Georgetown Area

NEPA Process (This site last updated April 30, 2014)

The Federal Highway Administration (FHWA) issued a revised Notice of IntentThis link opens a PDF File in the Federal Register on October 8, 2008. It identified the Delaware Department of Transportation's (DelDOT) intention to evaluate the US 113 project under the National Environmental Policy Act (NEPA) process and to provide the results of that evaluation in four separate environmental documents. The intended documentation for the four geographical areas follows:

  • Milford Area- Environmental Impact Statement (EIS)
  • Ellendale Area- Environmental Assessment (EA)
  • Georgetown Area- Environmental Assessment (EA)
  • Millsboro-South Area- Environmental Impact Statement (EIS)

DelDOT and FHWA met with representatives of the various resource and regulatory agencies to begin consideration of the effects of the project on the natural and built environment. Three agencies requested to be cooperating agencies: the US Army Corps of Engineers, the US Environmental Protection Agency, and the US Fish and Wildlife Service.

Consideration of the effects on the environment has been accomplished according to guidelines issued by the Council on Environmental Quality and according to the Mid-Atlantic Transportation and Environmental Streamlining (MATE) Process. MATE is a cooperative, coordinated process that brings all of the resource and regulatory agencies together concurrently, ensuring comprehensive consideration of all resources.

Step 1 - Purpose and Need
Prepared by DelDOT and FHWA, the cooperating agencies concurred with the purpose and need for the project in July and August, 2005.

Step 2 - Environmental Inventory and Range of Alternatives
The Environmental Inventory was completed in January 2004. The initial range of alternatives was developed between September 2004 and April 2005 and included Eastern and Western Bypasses, as well as On-alignment Alternatives. The Alternatives were presented to the Georgetown Area Working Group at their September 2004 meeting.

Step 3 - Preliminary Effects and Alternatives Retained for Detailed Study
From July 2003 through June 2006, NEPA related environmental issues were identified, initial impacts assessed, and agency meetings held, Working Group meetings and Public Workshops were held. At the fifth Public Workshop, on June 5, 2006, the Project Team presented their recommendations on which alternatives should be retained for detailed evaluation. Based on public, agency, and Project Team input, it was determined that all of the alternatives presented would meet the Purpose and Need of the project and would avoid or minimize direct impacts to natural and socioeconomic resources. Therefore, they were all retained for detailed evaluation. The agencies concurred with the Alternatives Retained for Detailed Study.

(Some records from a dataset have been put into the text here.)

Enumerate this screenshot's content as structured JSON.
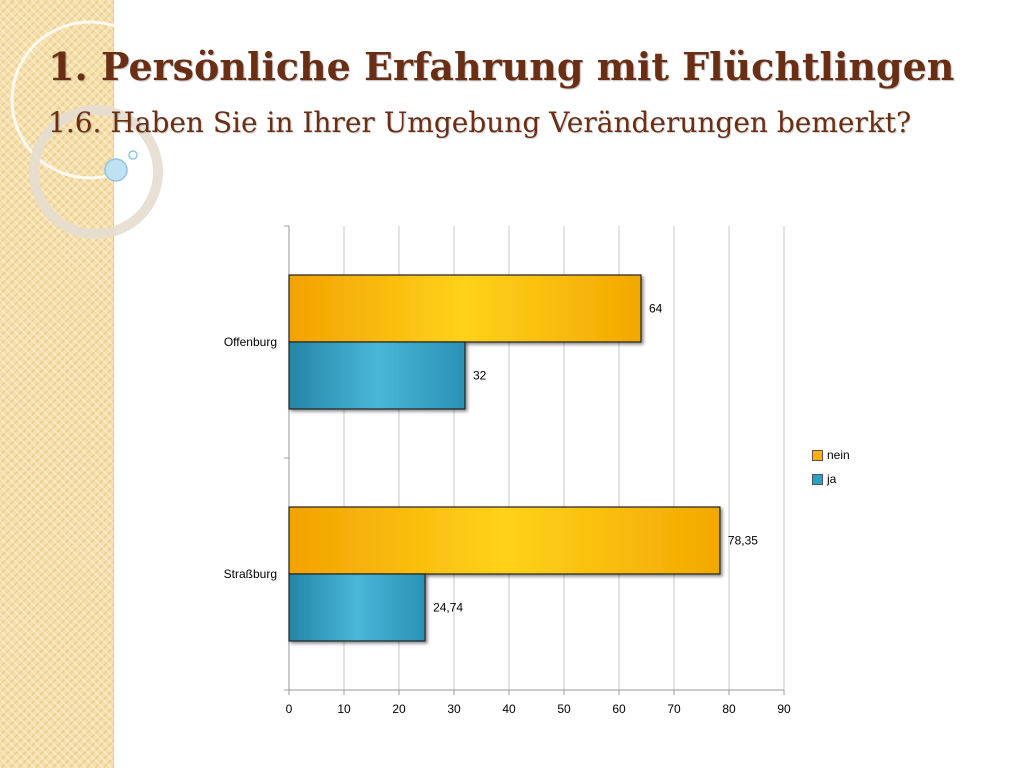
{
  "slide": {
    "title": "1. Persönliche Erfahrung mit Flüchtlingen",
    "subtitle": "1.6. Haben Sie in Ihrer Umgebung Veränderungen bemerkt?"
  },
  "colors": {
    "nein": "#f7b500",
    "ja": "#2f9fc4"
  },
  "chart_data": {
    "type": "bar",
    "orientation": "horizontal",
    "title": "",
    "xlabel": "",
    "ylabel": "",
    "categories": [
      "Offenburg",
      "Straßburg"
    ],
    "series": [
      {
        "name": "nein",
        "values": [
          64,
          78.35
        ],
        "labels": [
          "64",
          "78,35"
        ]
      },
      {
        "name": "ja",
        "values": [
          32,
          24.74
        ],
        "labels": [
          "32",
          "24,74"
        ]
      }
    ],
    "xlim": [
      0,
      90
    ],
    "xticks": [
      "0",
      "10",
      "20",
      "30",
      "40",
      "50",
      "60",
      "70",
      "80",
      "90"
    ],
    "grid": "vertical",
    "legend": "right"
  }
}
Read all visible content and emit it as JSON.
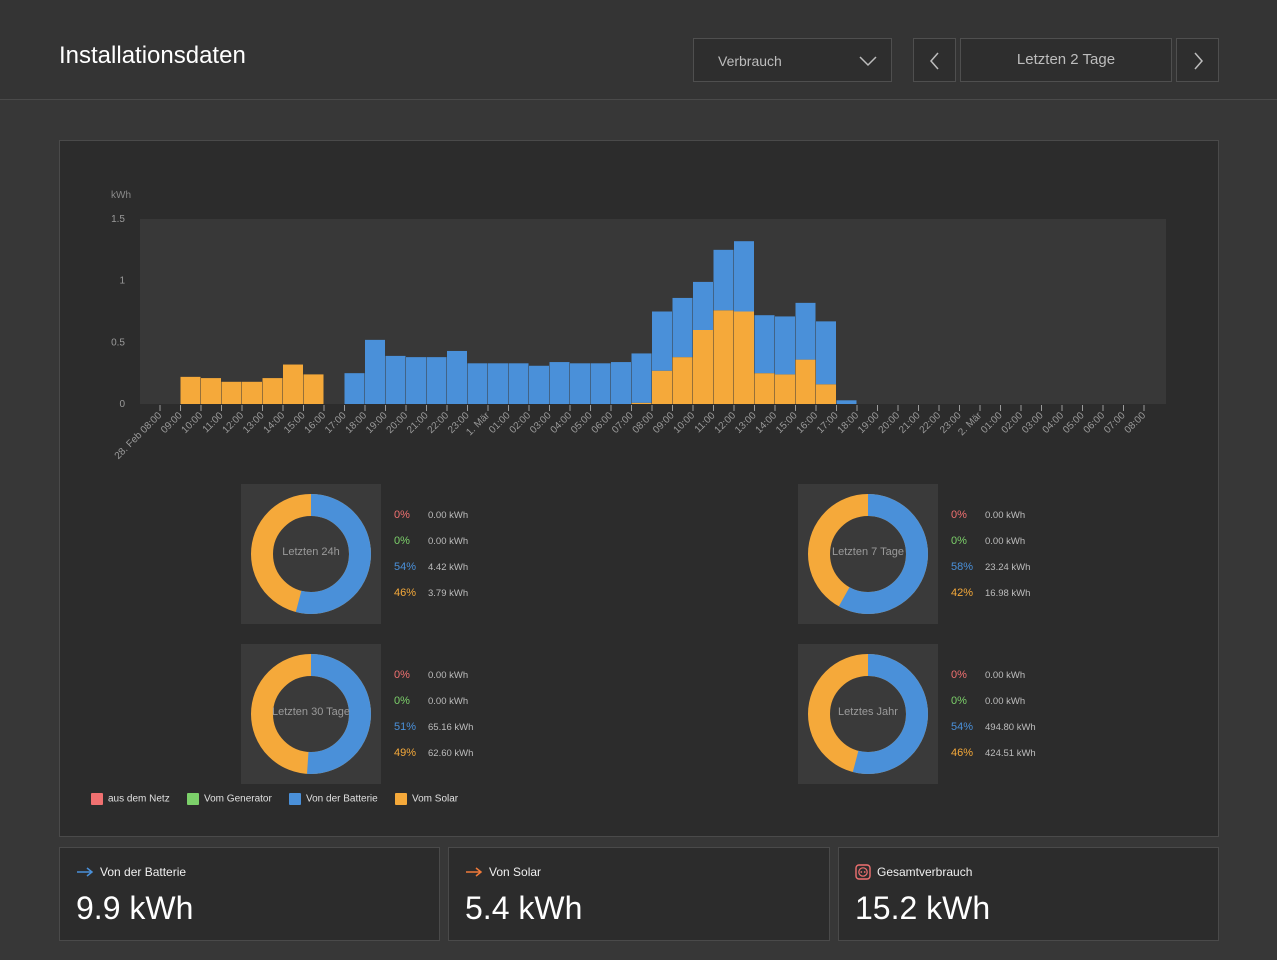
{
  "header": {
    "title": "Installationsdaten",
    "dropdown_value": "Verbrauch",
    "range_label": "Letzten 2 Tage"
  },
  "colors": {
    "grid": "#f07070",
    "generator": "#7cd06a",
    "battery": "#4a90d9",
    "solar": "#f5a93a"
  },
  "chart_data": {
    "type": "bar",
    "ylabel": "kWh",
    "ylim": [
      0,
      1.5
    ],
    "yticks": [
      "0",
      "0.5",
      "1",
      "1.5"
    ],
    "categories": [
      "28. Feb 08:00",
      "09:00",
      "10:00",
      "11:00",
      "12:00",
      "13:00",
      "14:00",
      "15:00",
      "16:00",
      "17:00",
      "18:00",
      "19:00",
      "20:00",
      "21:00",
      "22:00",
      "23:00",
      "1. Mär",
      "01:00",
      "02:00",
      "03:00",
      "04:00",
      "05:00",
      "06:00",
      "07:00",
      "08:00",
      "09:00",
      "10:00",
      "11:00",
      "12:00",
      "13:00",
      "14:00",
      "15:00",
      "16:00",
      "17:00",
      "18:00",
      "19:00",
      "20:00",
      "21:00",
      "22:00",
      "23:00",
      "2. Mär",
      "01:00",
      "02:00",
      "03:00",
      "04:00",
      "05:00",
      "06:00",
      "07:00",
      "08:00"
    ],
    "series": [
      {
        "name": "Vom Solar",
        "color": "#f5a93a",
        "values": [
          0,
          0.22,
          0.21,
          0.18,
          0.18,
          0.21,
          0.32,
          0.24,
          0,
          0,
          0,
          0,
          0,
          0,
          0,
          0,
          0,
          0,
          0,
          0,
          0,
          0,
          0,
          0.01,
          0.27,
          0.38,
          0.6,
          0.76,
          0.75,
          0.25,
          0.24,
          0.36,
          0.16,
          0,
          0,
          0,
          0,
          0,
          0,
          0,
          0,
          0,
          0,
          0,
          0,
          0,
          0,
          0,
          0
        ]
      },
      {
        "name": "Von der Batterie",
        "color": "#4a90d9",
        "values": [
          0,
          0,
          0,
          0,
          0,
          0,
          0,
          0,
          0,
          0.25,
          0.52,
          0.39,
          0.38,
          0.38,
          0.43,
          0.33,
          0.33,
          0.33,
          0.31,
          0.34,
          0.33,
          0.33,
          0.34,
          0.4,
          0.48,
          0.48,
          0.39,
          0.49,
          0.57,
          0.47,
          0.47,
          0.46,
          0.51,
          0.03,
          0,
          0,
          0,
          0,
          0,
          0,
          0,
          0,
          0,
          0,
          0,
          0,
          0,
          0,
          0
        ]
      }
    ]
  },
  "donuts": [
    {
      "title": "Letzten 24h",
      "rows": [
        {
          "pct": "0%",
          "kwh": "0.00 kWh",
          "color": "#f07070"
        },
        {
          "pct": "0%",
          "kwh": "0.00 kWh",
          "color": "#7cd06a"
        },
        {
          "pct": "54%",
          "kwh": "4.42 kWh",
          "color": "#4a90d9"
        },
        {
          "pct": "46%",
          "kwh": "3.79 kWh",
          "color": "#f5a93a"
        }
      ],
      "battery_fraction": 0.54
    },
    {
      "title": "Letzten 7 Tage",
      "rows": [
        {
          "pct": "0%",
          "kwh": "0.00 kWh",
          "color": "#f07070"
        },
        {
          "pct": "0%",
          "kwh": "0.00 kWh",
          "color": "#7cd06a"
        },
        {
          "pct": "58%",
          "kwh": "23.24 kWh",
          "color": "#4a90d9"
        },
        {
          "pct": "42%",
          "kwh": "16.98 kWh",
          "color": "#f5a93a"
        }
      ],
      "battery_fraction": 0.58
    },
    {
      "title": "Letzten 30 Tage",
      "rows": [
        {
          "pct": "0%",
          "kwh": "0.00 kWh",
          "color": "#f07070"
        },
        {
          "pct": "0%",
          "kwh": "0.00 kWh",
          "color": "#7cd06a"
        },
        {
          "pct": "51%",
          "kwh": "65.16 kWh",
          "color": "#4a90d9"
        },
        {
          "pct": "49%",
          "kwh": "62.60 kWh",
          "color": "#f5a93a"
        }
      ],
      "battery_fraction": 0.51
    },
    {
      "title": "Letztes Jahr",
      "rows": [
        {
          "pct": "0%",
          "kwh": "0.00 kWh",
          "color": "#f07070"
        },
        {
          "pct": "0%",
          "kwh": "0.00 kWh",
          "color": "#7cd06a"
        },
        {
          "pct": "54%",
          "kwh": "494.80 kWh",
          "color": "#4a90d9"
        },
        {
          "pct": "46%",
          "kwh": "424.51 kWh",
          "color": "#f5a93a"
        }
      ],
      "battery_fraction": 0.54
    }
  ],
  "legend": [
    {
      "label": "aus dem Netz",
      "color": "#f07070"
    },
    {
      "label": "Vom Generator",
      "color": "#7cd06a"
    },
    {
      "label": "Von der Batterie",
      "color": "#4a90d9"
    },
    {
      "label": "Vom Solar",
      "color": "#f5a93a"
    }
  ],
  "cards": [
    {
      "label": "Von der Batterie",
      "value": "9.9 kWh",
      "icon": "arrow-right-icon",
      "icon_color": "#4a90d9"
    },
    {
      "label": "Von Solar",
      "value": "5.4 kWh",
      "icon": "arrow-right-icon",
      "icon_color": "#f07a3a"
    },
    {
      "label": "Gesamtverbrauch",
      "value": "15.2 kWh",
      "icon": "power-outlet-icon",
      "icon_color": "#f07070"
    }
  ]
}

Step 4 - Detailed Evaluation of the Retained Alternatives
Between June 2006 and June 2007, detailed evaluations of the Alternatives Retained for Detailed Study were conducted. A Public Workshop was conducted and meetings were held with the Georgetown Area Working Group and the resource agencies to review this information and to select a recommended preferred alternative. On June 15, 2007, DelDOT Secretary Carolann Wicks presented the Refined On-alignment Alternative as the Recommended Preferred Alternative in the Georgetown Area.

Step 5 - Publication of the Draft Environmental Document
The draft NEPA document, an Environmental Assessment (EA), was published on March 27, 2012. The EA details all of the known environmental resources that may be affected by the retained alternatives as well as preliminary engineering efforts to avoid, minimize, or mitigate those impacts. The document included a Recommended Preferred Alternative, the Refined On-alignment Alternative.

Step 6 - Finding of No Significant Impact
Following the public comment period for the Draft Environmental Assessment, DelDOT, in cooperation with the Federal Highway Administration, will review the comments received, address those comments, and finalize the Environmental Assessment. It will then be forwarded to FHWA for review and the issuance of a Finding of No Significant Impact. Receipt of FHWA's finding will conclude the environmental process.